Select Page

UCLA Engineers Receive Three NSF Awards for Semiconductor Research

Wang, Williams,Cabric

UCLA Samueli
Kang Wang (left), Benjamin Williams (center) and Danijela Cabric (right) have each received a National Science Foundation award for semiconductor research.

Dec 8, 2023

UCLA Samueli Newsroom

Three research teams led by the UCLA Samueli School of Engineering have been awarded research grants totaling $3.38 million by the National Science Foundation (NSF) through its Future of Semiconductors design and manufacturing program. Electrical and computer engineering distinguished professor Kang Wang, as well as professors and vice chairs Benjamin Williams and Danijela Cabric, lead the three projects, respectively.

Williams’ group has been awarded a three-year, $1.96 million grant to develop hybrid electronic-photonic semiconductor devices that operate at frequencies above 1 terahertz (THz). Current semiconductors fabricated at silicon-industry foundries can generate and detect radiation at ever-increasing frequencies, but the signals become weak at frequencies exceeding 1 THz. The researchers are pursuing an approach based on the heterogeneous integration of silicon electronic chips with III-V terahertz laser amplifier chips on a common THz interconnect platform. The resulting system is anticipated to operate above 1.5 THz, which will allow it to detect the telltale spectral fingerprints of a range of gases. The group plans to demonstrate the system’s performance in environmental, industrial and scientific sensing applications. 

The team’s co-investigators are Mitchell Spearrin, an associate professor of mechanical and aerospace engineering; Aydin Babakhani, an associate professor of electrical and computer engineering; and Subramanian Iyer, director of the UCLA Center for Heterogeneous Integration and Performance Scaling and a distinguished professor of electrical and computer engineering. Iyer is currently on assignment as the director of the National Advanced Packaging Manufacturing program.

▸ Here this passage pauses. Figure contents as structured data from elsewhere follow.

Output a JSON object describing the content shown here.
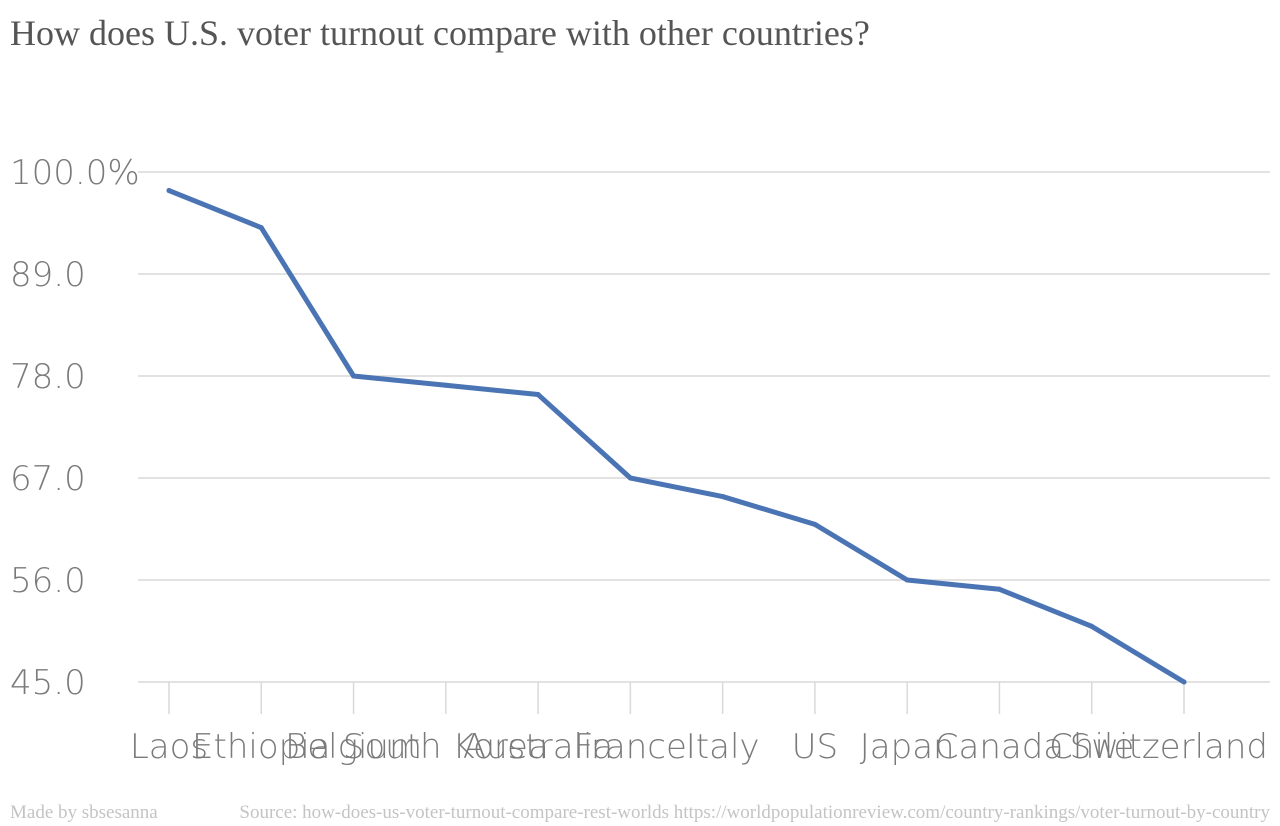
{
  "chart_data": {
    "type": "line",
    "title": "How does U.S. voter turnout compare with other countries?",
    "xlabel": "",
    "ylabel": "",
    "categories": [
      "Laos",
      "Ethiopia",
      "Belgium",
      "South Korea",
      "Australia",
      "France",
      "Italy",
      "US",
      "Japan",
      "Canada",
      "Chile",
      "Switzerland"
    ],
    "series": [
      {
        "values": [
          98.0,
          94.0,
          78.0,
          77.0,
          76.0,
          67.0,
          65.0,
          62.0,
          56.0,
          55.0,
          51.0,
          45.0
        ]
      }
    ],
    "y_ticks": [
      "100.0%",
      "89.0",
      "78.0",
      "67.0",
      "56.0",
      "45.0"
    ],
    "y_tick_values": [
      100,
      89,
      78,
      67,
      56,
      45
    ],
    "ylim": [
      45,
      100
    ],
    "grid": true,
    "line_color": "#4a74b4"
  },
  "footer": {
    "made_by": "Made by sbsesanna",
    "source": "Source: how-does-us-voter-turnout-compare-rest-worlds https://worldpopulationreview.com/country-rankings/voter-turnout-by-country"
  }
}
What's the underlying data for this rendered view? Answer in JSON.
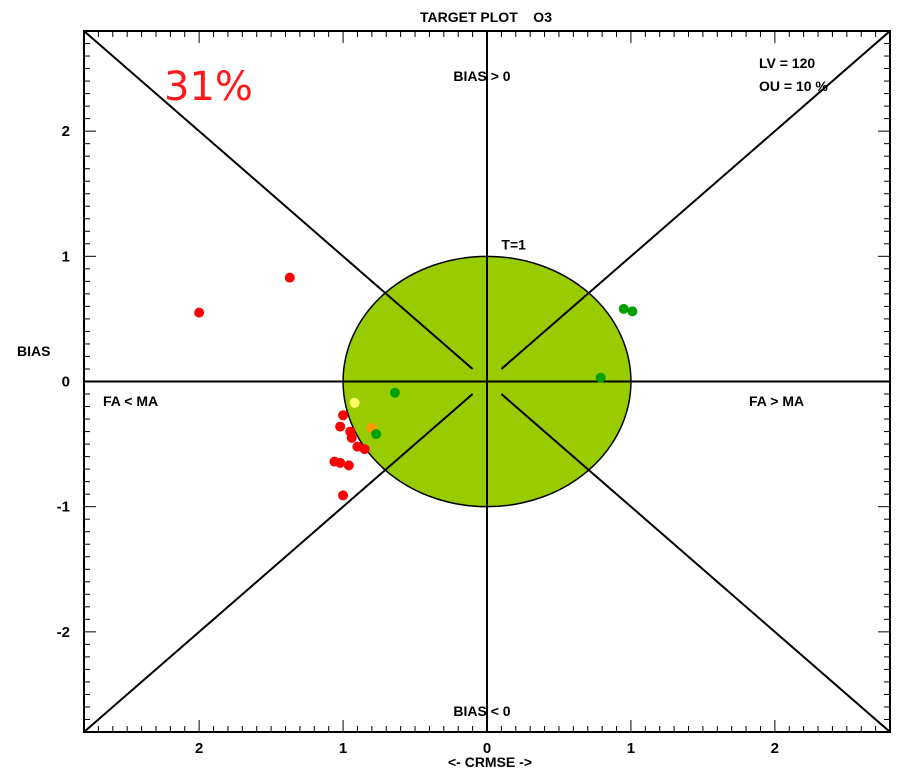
{
  "chart_data": {
    "type": "scatter",
    "title": "TARGET PLOT    O3",
    "xlabel": "<- CRMSE ->",
    "ylabel": "BIAS",
    "xlim": [
      -2.8,
      2.8
    ],
    "ylim": [
      -2.8,
      2.8
    ],
    "x_ticks": [
      {
        "value": -2,
        "label": "2"
      },
      {
        "value": -1,
        "label": "1"
      },
      {
        "value": 0,
        "label": "0"
      },
      {
        "value": 1,
        "label": "1"
      },
      {
        "value": 2,
        "label": "2"
      }
    ],
    "y_ticks": [
      {
        "value": -2,
        "label": "-2"
      },
      {
        "value": -1,
        "label": "-1"
      },
      {
        "value": 0,
        "label": "0"
      },
      {
        "value": 1,
        "label": "1"
      },
      {
        "value": 2,
        "label": "2"
      }
    ],
    "grid": false,
    "target_circle": {
      "radius": 1,
      "label": "T=1",
      "fill": "#99cc00"
    },
    "region_labels": {
      "top": "BIAS > 0",
      "bottom": "BIAS < 0",
      "left": "FA < MA",
      "right": "FA > MA"
    },
    "annotations": {
      "percentage": "31%",
      "lv": "LV = 120",
      "ou": "OU = 10 %"
    },
    "colors": {
      "red": "#ff0000",
      "green": "#00a000",
      "dark_green": "#008800",
      "yellow": "#ffff66",
      "orange": "#ff9900",
      "circle_fill": "#99cc00"
    },
    "points": [
      {
        "x": -2.0,
        "y": 0.55,
        "color": "red"
      },
      {
        "x": -1.37,
        "y": 0.83,
        "color": "red"
      },
      {
        "x": -1.0,
        "y": -0.27,
        "color": "red"
      },
      {
        "x": -1.02,
        "y": -0.36,
        "color": "red"
      },
      {
        "x": -0.95,
        "y": -0.4,
        "color": "red"
      },
      {
        "x": -0.94,
        "y": -0.45,
        "color": "red"
      },
      {
        "x": -0.9,
        "y": -0.52,
        "color": "red"
      },
      {
        "x": -0.85,
        "y": -0.54,
        "color": "red"
      },
      {
        "x": -1.06,
        "y": -0.64,
        "color": "red"
      },
      {
        "x": -1.02,
        "y": -0.65,
        "color": "red"
      },
      {
        "x": -0.96,
        "y": -0.67,
        "color": "red"
      },
      {
        "x": -1.0,
        "y": -0.91,
        "color": "red"
      },
      {
        "x": -0.92,
        "y": -0.17,
        "color": "yellow"
      },
      {
        "x": -0.8,
        "y": -0.37,
        "color": "orange"
      },
      {
        "x": -0.77,
        "y": -0.42,
        "color": "green"
      },
      {
        "x": -0.64,
        "y": -0.09,
        "color": "green"
      },
      {
        "x": 0.79,
        "y": 0.03,
        "color": "green"
      },
      {
        "x": 0.95,
        "y": 0.58,
        "color": "green"
      },
      {
        "x": 1.01,
        "y": 0.56,
        "color": "green"
      }
    ]
  }
}
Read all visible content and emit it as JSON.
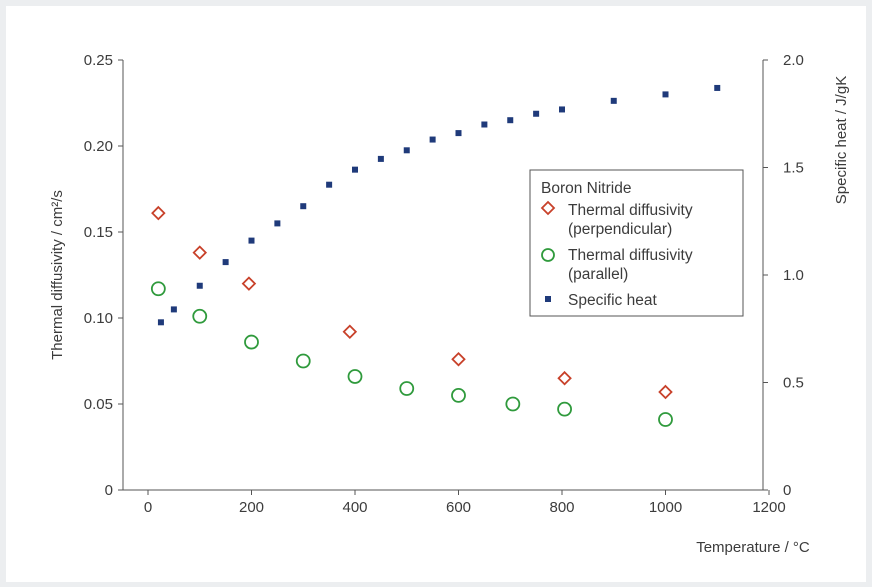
{
  "chart_data": {
    "type": "scatter",
    "xlabel": "Temperature / °C",
    "ylabel": "Thermal diffusivity / cm²/s",
    "y2label": "Specific heat / J/gK",
    "xlim": [
      0,
      1200
    ],
    "ylim": [
      0,
      0.25
    ],
    "y2lim": [
      0,
      2.0
    ],
    "xticks": [
      "0",
      "200",
      "400",
      "600",
      "800",
      "1000",
      "1200"
    ],
    "yticks": [
      "0",
      "0.05",
      "0.10",
      "0.15",
      "0.20",
      "0.25"
    ],
    "y2ticks": [
      "0",
      "0.5",
      "1.0",
      "1.5",
      "2.0"
    ],
    "grid": false,
    "legend": {
      "title": "Boron Nitride",
      "placement": "center-right"
    },
    "series": [
      {
        "name": "Thermal diffusivity (perpendicular)",
        "label_lines": [
          "Thermal diffusivity",
          "(perpendicular)"
        ],
        "marker": "diamond",
        "color": "#c8412a",
        "axis": "left",
        "x": [
          20,
          100,
          195,
          390,
          600,
          805,
          1000
        ],
        "y": [
          0.161,
          0.138,
          0.12,
          0.092,
          0.076,
          0.065,
          0.057
        ]
      },
      {
        "name": "Thermal diffusivity (parallel)",
        "label_lines": [
          "Thermal diffusivity",
          "(parallel)"
        ],
        "marker": "circle",
        "color": "#2f9a3c",
        "axis": "left",
        "x": [
          20,
          100,
          200,
          300,
          400,
          500,
          600,
          705,
          805,
          1000
        ],
        "y": [
          0.117,
          0.101,
          0.086,
          0.075,
          0.066,
          0.059,
          0.055,
          0.05,
          0.047,
          0.041
        ]
      },
      {
        "name": "Specific heat",
        "label_lines": [
          "Specific heat"
        ],
        "marker": "square",
        "color": "#1f3a7a",
        "axis": "right",
        "x": [
          25,
          50,
          100,
          150,
          200,
          250,
          300,
          350,
          400,
          450,
          500,
          550,
          600,
          650,
          700,
          750,
          800,
          900,
          1000,
          1100
        ],
        "y": [
          0.78,
          0.84,
          0.95,
          1.06,
          1.16,
          1.24,
          1.32,
          1.42,
          1.49,
          1.54,
          1.58,
          1.63,
          1.66,
          1.7,
          1.72,
          1.75,
          1.77,
          1.81,
          1.84,
          1.87
        ]
      }
    ]
  }
}
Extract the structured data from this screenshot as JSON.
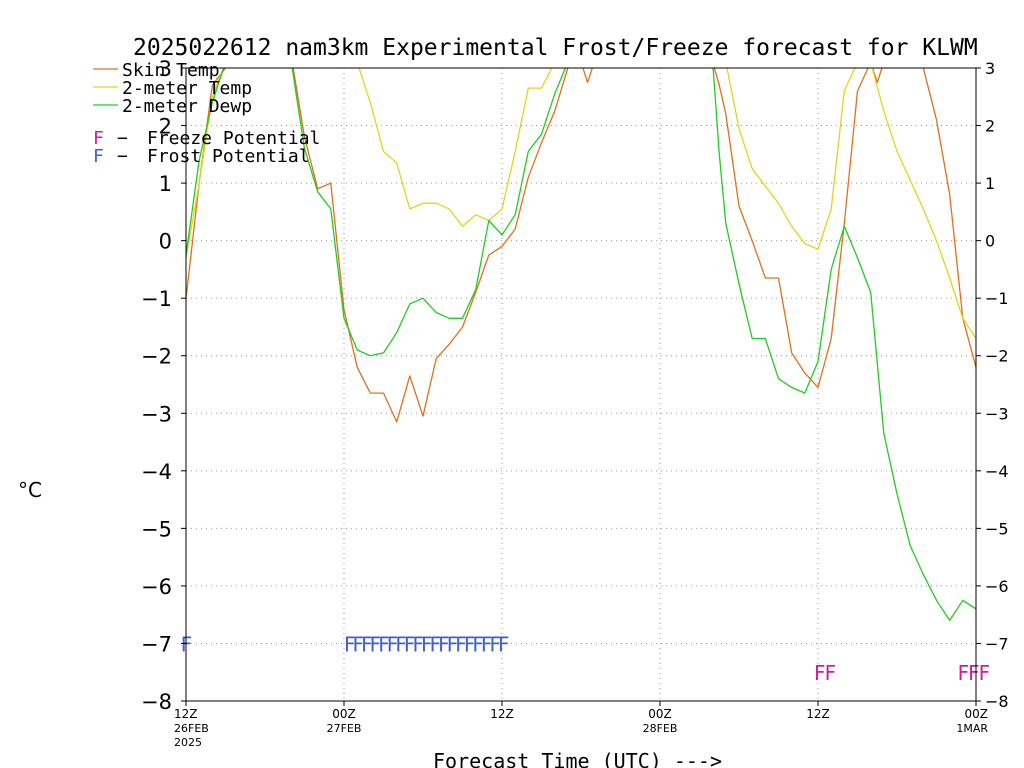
{
  "chart_data": {
    "type": "line",
    "title": "2025022612 nam3km Experimental Frost/Freeze forecast for KLWM",
    "xlabel": "Forecast Time (UTC) --->",
    "ylabel": "°C",
    "ylim": [
      -8,
      3
    ],
    "xlim_hours": [
      0,
      60
    ],
    "grid": true,
    "legend_position": "top-left",
    "y_ticks": [
      "3",
      "2",
      "1",
      "0",
      "−1",
      "−2",
      "−3",
      "−4",
      "−5",
      "−6",
      "−7",
      "−8"
    ],
    "x_ticks": [
      {
        "time": "12Z",
        "date": "26FEB",
        "year": "2025"
      },
      {
        "time": "00Z",
        "date": "27FEB",
        "year": ""
      },
      {
        "time": "12Z",
        "date": "",
        "year": ""
      },
      {
        "time": "00Z",
        "date": "28FEB",
        "year": ""
      },
      {
        "time": "12Z",
        "date": "",
        "year": ""
      },
      {
        "time": "00Z",
        "date": "1MAR",
        "year": ""
      }
    ],
    "series": [
      {
        "name": "Skin Temp",
        "color": "#e07020",
        "points": [
          [
            0,
            -1.0
          ],
          [
            1,
            1.0
          ],
          [
            2,
            2.7
          ],
          [
            3,
            3.0
          ],
          [
            4,
            3.2
          ],
          [
            8,
            3.2
          ],
          [
            9,
            1.8
          ],
          [
            10,
            0.9
          ],
          [
            11,
            1.0
          ],
          [
            12,
            -1.2
          ],
          [
            13,
            -2.2
          ],
          [
            14,
            -2.65
          ],
          [
            15,
            -2.65
          ],
          [
            16,
            -3.15
          ],
          [
            17,
            -2.35
          ],
          [
            18,
            -3.05
          ],
          [
            19,
            -2.05
          ],
          [
            20,
            -1.8
          ],
          [
            21,
            -1.5
          ],
          [
            22,
            -0.9
          ],
          [
            23,
            -0.25
          ],
          [
            24,
            -0.1
          ],
          [
            25,
            0.2
          ],
          [
            26,
            1.1
          ],
          [
            27,
            1.7
          ],
          [
            28,
            2.25
          ],
          [
            29,
            3.0
          ],
          [
            30,
            3.1
          ],
          [
            30.5,
            2.75
          ],
          [
            31,
            3.1
          ],
          [
            40,
            3.1
          ],
          [
            40.5,
            2.7
          ],
          [
            41,
            2.2
          ],
          [
            42,
            0.6
          ],
          [
            43,
            0.0
          ],
          [
            44,
            -0.65
          ],
          [
            45,
            -0.65
          ],
          [
            46,
            -1.95
          ],
          [
            47,
            -2.3
          ],
          [
            48,
            -2.55
          ],
          [
            49,
            -1.7
          ],
          [
            50,
            0.3
          ],
          [
            51,
            2.6
          ],
          [
            52,
            3.1
          ],
          [
            52.5,
            2.75
          ],
          [
            53,
            3.1
          ],
          [
            55,
            3.1
          ],
          [
            56,
            3.0
          ],
          [
            57,
            2.1
          ],
          [
            58,
            0.8
          ],
          [
            59,
            -1.35
          ],
          [
            60,
            -2.2
          ],
          [
            61,
            -2.65
          ]
        ]
      },
      {
        "name": "2-meter Temp",
        "color": "#e6d21e",
        "points": [
          [
            0,
            -0.3
          ],
          [
            1,
            1.0
          ],
          [
            2,
            2.5
          ],
          [
            3,
            3.1
          ],
          [
            13,
            3.1
          ],
          [
            14,
            2.4
          ],
          [
            15,
            1.55
          ],
          [
            16,
            1.35
          ],
          [
            17,
            0.55
          ],
          [
            18,
            0.65
          ],
          [
            19,
            0.65
          ],
          [
            20,
            0.55
          ],
          [
            21,
            0.25
          ],
          [
            22,
            0.45
          ],
          [
            23,
            0.35
          ],
          [
            24,
            0.55
          ],
          [
            25,
            1.55
          ],
          [
            26,
            2.65
          ],
          [
            27,
            2.65
          ],
          [
            28,
            3.1
          ],
          [
            41,
            3.1
          ],
          [
            42,
            1.95
          ],
          [
            43,
            1.25
          ],
          [
            44,
            0.95
          ],
          [
            45,
            0.65
          ],
          [
            46,
            0.25
          ],
          [
            47,
            -0.05
          ],
          [
            48,
            -0.15
          ],
          [
            49,
            0.55
          ],
          [
            50,
            2.6
          ],
          [
            51,
            3.1
          ],
          [
            52,
            3.1
          ],
          [
            53,
            2.25
          ],
          [
            54,
            1.55
          ],
          [
            55,
            1.05
          ],
          [
            56,
            0.55
          ],
          [
            57,
            0.0
          ],
          [
            58,
            -0.65
          ],
          [
            59,
            -1.35
          ],
          [
            60,
            -1.7
          ]
        ]
      },
      {
        "name": "2-meter Dewp",
        "color": "#22cc22",
        "points": [
          [
            0,
            -0.25
          ],
          [
            1,
            1.4
          ],
          [
            2,
            2.4
          ],
          [
            3,
            3.1
          ],
          [
            8,
            3.1
          ],
          [
            9,
            1.6
          ],
          [
            10,
            0.85
          ],
          [
            11,
            0.55
          ],
          [
            12,
            -1.35
          ],
          [
            13,
            -1.9
          ],
          [
            14,
            -2.0
          ],
          [
            15,
            -1.95
          ],
          [
            16,
            -1.6
          ],
          [
            17,
            -1.1
          ],
          [
            18,
            -1.0
          ],
          [
            19,
            -1.25
          ],
          [
            20,
            -1.35
          ],
          [
            21,
            -1.35
          ],
          [
            22,
            -0.85
          ],
          [
            23,
            0.35
          ],
          [
            24,
            0.1
          ],
          [
            25,
            0.45
          ],
          [
            26,
            1.55
          ],
          [
            27,
            1.85
          ],
          [
            28,
            2.55
          ],
          [
            29,
            3.1
          ],
          [
            40,
            3.1
          ],
          [
            40.5,
            1.5
          ],
          [
            41,
            0.3
          ],
          [
            42,
            -0.75
          ],
          [
            43,
            -1.7
          ],
          [
            44,
            -1.7
          ],
          [
            45,
            -2.4
          ],
          [
            46,
            -2.55
          ],
          [
            47,
            -2.65
          ],
          [
            48,
            -2.1
          ],
          [
            49,
            -0.5
          ],
          [
            50,
            0.25
          ],
          [
            51,
            -0.3
          ],
          [
            52,
            -0.9
          ],
          [
            53,
            -3.35
          ],
          [
            54,
            -4.4
          ],
          [
            55,
            -5.3
          ],
          [
            56,
            -5.8
          ],
          [
            57,
            -6.25
          ],
          [
            58,
            -6.6
          ],
          [
            59,
            -6.25
          ],
          [
            60,
            -6.4
          ]
        ]
      }
    ],
    "flags": {
      "frost": {
        "label": "Frost Potential",
        "color": "#4060c8",
        "y": -7.0,
        "hours": [
          -0.4,
          12.0,
          12.65,
          13.3,
          13.95,
          14.6,
          15.25,
          15.9,
          16.55,
          17.2,
          17.85,
          18.5,
          19.15,
          19.8,
          20.45,
          21.1,
          21.75,
          22.4,
          23.05,
          23.7
        ]
      },
      "freeze": {
        "label": "Freeze Potential",
        "color": "#cc1f9c",
        "y": -7.5,
        "hours": [
          47.7,
          48.5,
          58.6,
          59.4,
          60.2
        ]
      }
    },
    "legend": [
      {
        "label": "Skin Temp",
        "color": "#e07020"
      },
      {
        "label": "2-meter Temp",
        "color": "#e6d21e"
      },
      {
        "label": "2-meter Dewp",
        "color": "#22cc22"
      }
    ],
    "flag_legend": [
      {
        "letter": "F",
        "text": "Freeze Potential",
        "color": "#cc1f9c"
      },
      {
        "letter": "F",
        "text": "Frost Potential",
        "color": "#4060c8"
      }
    ],
    "flag_letter": "F",
    "flag_dash": "−"
  }
}
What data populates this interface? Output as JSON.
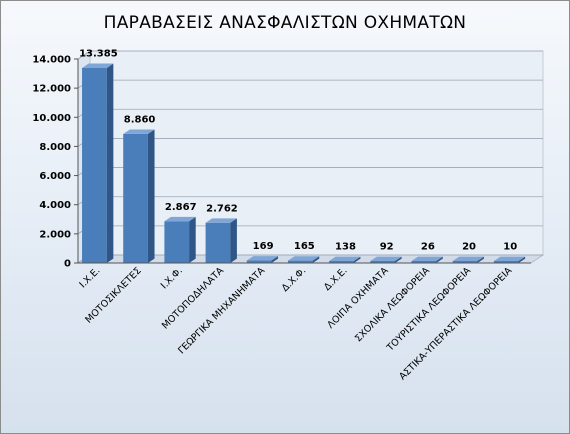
{
  "chart_data": {
    "type": "bar",
    "title": "ΠΑΡΑΒΑΣΕΙΣ ΑΝΑΣΦΑΛΙΣΤΩΝ ΟΧΗΜΑΤΩΝ",
    "xlabel": "",
    "ylabel": "",
    "categories": [
      "Ι.Χ.Ε.",
      "ΜΟΤΟΣΙΚΛΕΤΕΣ",
      "Ι.Χ.Φ.",
      "ΜΟΤΟΠΟΔΗΛΑΤΑ",
      "ΓΕΩΡΓΙΚΑ ΜΗΧΑΝΗΜΑΤΑ",
      "Δ.Χ.Φ.",
      "Δ.Χ.Ε.",
      "ΛΟΙΠΑ ΟΧΗΜΑΤΑ",
      "ΣΧΟΛΙΚΑ ΛΕΩΦΟΡΕΙΑ",
      "ΤΟΥΡΙΣΤΙΚΑ ΛΕΩΦΟΡΕΙΑ",
      "ΑΣΤΙΚΑ-ΥΠΕΡΑΣΤΙΚΑ ΛΕΩΦΟΡΕΙΑ"
    ],
    "values": [
      13385,
      8860,
      2867,
      2762,
      169,
      165,
      138,
      92,
      26,
      20,
      10
    ],
    "data_labels": [
      "13.385",
      "8.860",
      "2.867",
      "2.762",
      "169",
      "165",
      "138",
      "92",
      "26",
      "20",
      "10"
    ],
    "ylim": [
      0,
      14000
    ],
    "yticks": [
      0,
      2000,
      4000,
      6000,
      8000,
      10000,
      12000,
      14000
    ],
    "ytick_labels": [
      "0",
      "2.000",
      "4.000",
      "6.000",
      "8.000",
      "10.000",
      "12.000",
      "14.000"
    ],
    "grid": true,
    "legend": "none",
    "style": "3d-column",
    "colors": {
      "bar_front": "#4a7ebb",
      "bar_side": "#2f5686",
      "bar_top": "#7fa6d6"
    }
  }
}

Wang, who is UCLA’s Raytheon Company Chair in Electrical Engineering, has been awarded a two-year, $945,000 grant to address issues in fabricating memory systems designed to increase data transfer to match modern processors’ speeds. His research group will explore the potential of using the Retunable Reconfigurable Racetrack-Memory Acceleration Platform (R3AP) to resolve challenges in systems that combine mature and cutting-edge chip technologies as a reconfigurable logic, processing-in-memory (PIM) accelerator and high-density memory storage. R3AP could be particularly powerful for internet-of-things devices and cyber-physical systems, as well as in high-performance and cloud-computing systems. Wang holds faculty appointments in electrical and computer engineering as well as materials science and engineering.

In collaboration with UC Berkeley and Boston University, Cabric has been awarded a three-year, $470,000 grant to develop next-generation wireless communications technologies that can enable advanced cell-free communication and multi-static sensing. The team will demonstrate millimeter wave-integrated circuits and systems that incorporate advanced electronic and photonic components for large-scale distributed antenna arrays. This research aims to create a new set of CODAeMIMO technologies enabling collaborative optically disaggregated extreme multiple-input, multiple-output high-capacity communication and high-fidelity sensing systems.